New Hampshire - The New Hampshire House has passed legislation requiring a 24 hour waiting period before an abortion and also requires doctors to inform patient's about the link between abortion and breast cancer. Here is the actual language in the legislation regarding said link:
e) Materials that inform the pregnant woman that there is a direct link between abortion and breast cancer. It is scientifically undisputed that full-term pregnancy reduces a woman’s lifetime risk of breast cancer. It is also undisputed that the earlier a woman has a first full-term pregnancy, the lower her risk of breast cancer becomes, because following a full-term pregnancy the breast tissue exposed to estrogen through the menstrual cycle is more mature and cancer resistant. In fact, for each year that a woman’s first full-term pregnancy is delayed, her risk of breast cancer rises 3.5 percent. The theory that there is a direct link between abortion and breast cancer builds upon this undisputed foundation. During the first and second trimesters of pregnancy the breasts develop merely by duplicating immature tissues. Once a woman passes the thirty-second week of pregnancy (third trimester), the immature cells develop into mature cancer resistant cells. When an abortion ends a normal pregnancy, the woman is left with more immature breast tissue than she had before she was pregnant. In short, the amount of immature breast tissue is increased and this tissue is exposed to significantly greater amounts of estrogen—a known cause of breast cancer. Women facing an abortion decision have a right to know that such medical data exists. At the very least, women must be informed that it is undisputed that pregnancy provides a protective effect against the later development of breast cancer.
This battle now makes its way to the State Senate. Governor Lynch (D) has not said whether he would veto the legislation or not.

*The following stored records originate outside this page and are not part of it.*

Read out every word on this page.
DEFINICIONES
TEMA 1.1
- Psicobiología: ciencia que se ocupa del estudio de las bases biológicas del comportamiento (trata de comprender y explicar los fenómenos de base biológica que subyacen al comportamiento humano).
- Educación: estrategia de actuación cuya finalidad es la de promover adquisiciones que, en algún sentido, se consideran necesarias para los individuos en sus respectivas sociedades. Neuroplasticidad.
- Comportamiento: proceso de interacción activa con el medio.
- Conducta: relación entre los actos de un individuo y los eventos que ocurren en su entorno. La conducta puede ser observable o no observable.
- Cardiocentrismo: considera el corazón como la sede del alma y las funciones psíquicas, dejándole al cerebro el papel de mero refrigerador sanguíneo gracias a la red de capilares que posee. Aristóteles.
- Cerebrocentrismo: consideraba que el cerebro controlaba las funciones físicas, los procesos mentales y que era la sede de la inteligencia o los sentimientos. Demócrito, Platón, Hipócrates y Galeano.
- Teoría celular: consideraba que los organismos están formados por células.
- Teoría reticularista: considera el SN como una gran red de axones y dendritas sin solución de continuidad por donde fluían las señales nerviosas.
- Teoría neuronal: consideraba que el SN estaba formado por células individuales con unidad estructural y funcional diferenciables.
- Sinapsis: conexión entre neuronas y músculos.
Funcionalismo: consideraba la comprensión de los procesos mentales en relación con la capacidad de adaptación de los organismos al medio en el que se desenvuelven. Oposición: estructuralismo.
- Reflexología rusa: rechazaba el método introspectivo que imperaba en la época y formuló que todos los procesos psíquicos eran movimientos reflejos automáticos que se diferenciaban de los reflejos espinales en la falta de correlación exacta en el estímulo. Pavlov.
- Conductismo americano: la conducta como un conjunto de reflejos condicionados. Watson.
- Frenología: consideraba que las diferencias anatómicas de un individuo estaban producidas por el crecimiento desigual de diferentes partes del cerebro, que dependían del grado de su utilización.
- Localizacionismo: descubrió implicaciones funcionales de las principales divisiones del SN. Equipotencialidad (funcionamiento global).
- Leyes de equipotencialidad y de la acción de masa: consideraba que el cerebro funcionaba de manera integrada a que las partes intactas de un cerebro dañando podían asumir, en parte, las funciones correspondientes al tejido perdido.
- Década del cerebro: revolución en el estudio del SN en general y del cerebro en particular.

Argentina - A Supreme Court decision in Argentina has legalized abortion in cases of rape. Here's more from CNN:
Abortion is illegal in Argentina. As interpreted, in addition to cases of mental incapacity, the law only permitted abortions in some instances in which the mother's life was at risk.
The original case involved a 15-year-old girl who became pregnant after being raped by her stepfather. A lower court ruled in March 2010 that an abortion was permissible in cases of rape, but that decision was appealed to the nation's highest court.
In its ruling, the Supreme Court clarified that Argentina's Constitution and human rights treaties would not allow such a prohibition in cases of rape.
"On the contrary, they forbid punishing all victims of rape in accordance to the principles of equality, personal dignity, and legality," the country's center for judicial information reported.
The ruling also specified that judicial authorization is not needed before performing an abortion. The only necessary declaration is the patient's statement that she was raped, the court ruled.
Despite the country's tough anti-abortion laws, the health ministry estimates that some 460,000 abortions are performed each year in Argentina. The ministry estimated that about 100 women die each year because the procedures were not carried out with the required medical expertise.